One Comcast customer, fed up with his own internet speeds dropping below the 150 Mbps he pays for, set up a bot to help draw attention to these lapses. As he described in a post on Reddit, the bot, @a_comcast_user, automatically sends a tweet to Comcast’s official handle whenever his speed drops too far.
As he describes it, he’s got a Raspberry Pi — a small, cheap, customizable computer, basically — hooked up to his connection. Every hour, it runs a series of speed tests and stores that data.

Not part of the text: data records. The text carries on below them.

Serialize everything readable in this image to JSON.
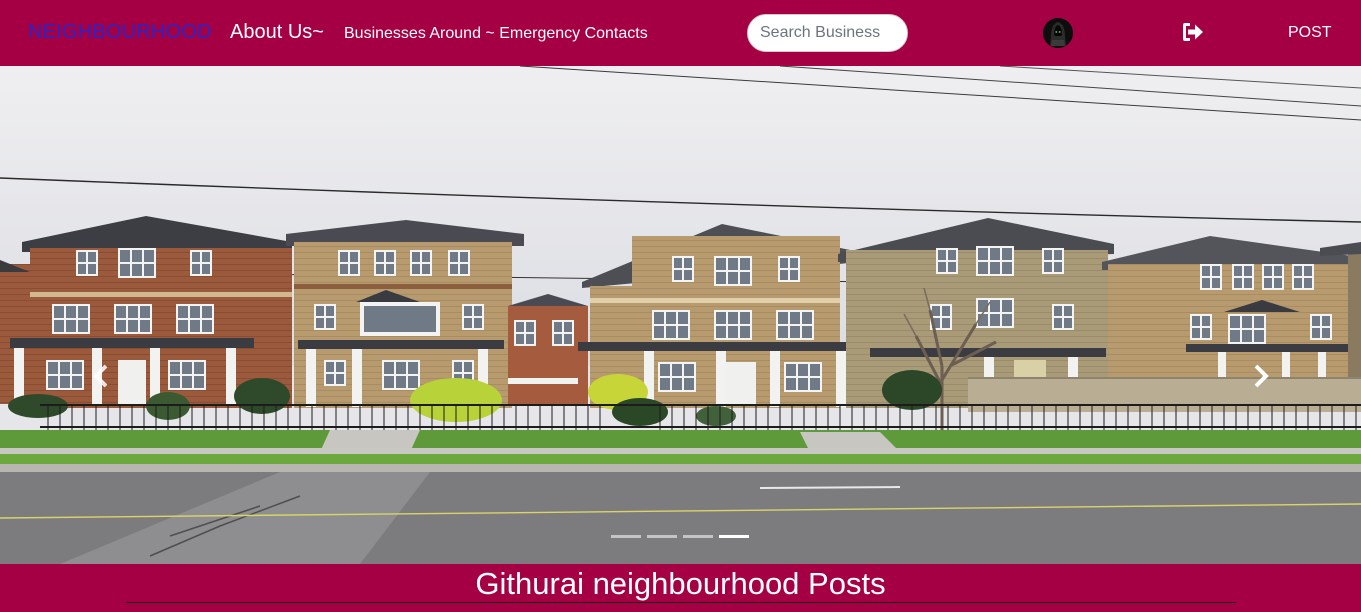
{
  "nav": {
    "brand": "NEIGHBOURHOOD",
    "about_label": "About Us~",
    "businesses_label": "Businesses Around ~ Emergency Contacts",
    "search_placeholder": "Search Business",
    "avatar_icon": "hooded-figure-avatar-icon",
    "logout_icon": "sign-out-icon",
    "post_label": "POST"
  },
  "carousel": {
    "prev_icon": "chevron-left-icon",
    "next_icon": "chevron-right-icon",
    "slide_count": 4,
    "active_index": 3
  },
  "posts": {
    "heading": "Githurai neighbourhood Posts"
  },
  "colors": {
    "brand_bg": "#a50044",
    "brand_link": "#2a24c8",
    "text": "#ffffff"
  }
}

When the speed is below 50 Mbps, his setup activates a Twitter bot that tweets at Comcast: “Hey @Comcast, why is my internet speed [speed] when I pay for 150down/10up in Washington DC? @ComcastCares @Xfinity #comcast #speedtest”
As he writes in his Reddit post, “Comcast has noticed and every time I tweet they will reply asking for my account number and address… usually hours after the speeds have returned to normal values.” The customer has declined to identify himself to Comcast, however, saying that, “I do not want to be singled out as a customer; all their customers deserve the speeds they advertise.”
Looking at a long-term graph of the data the consumer has collected, it seems that on the whole, his speeds are pretty consistent… but when they drop, they drop far, leading to the spikes that trigger his bot to annoy Comcast on his behalf.
Depending on which section of Washington, DC the Reddit user lives in, he may or may not have any non-Comcast competition to switch to at his address. RCN does offer a 155 Mbps option inside of DC, but they don’t serve all residents.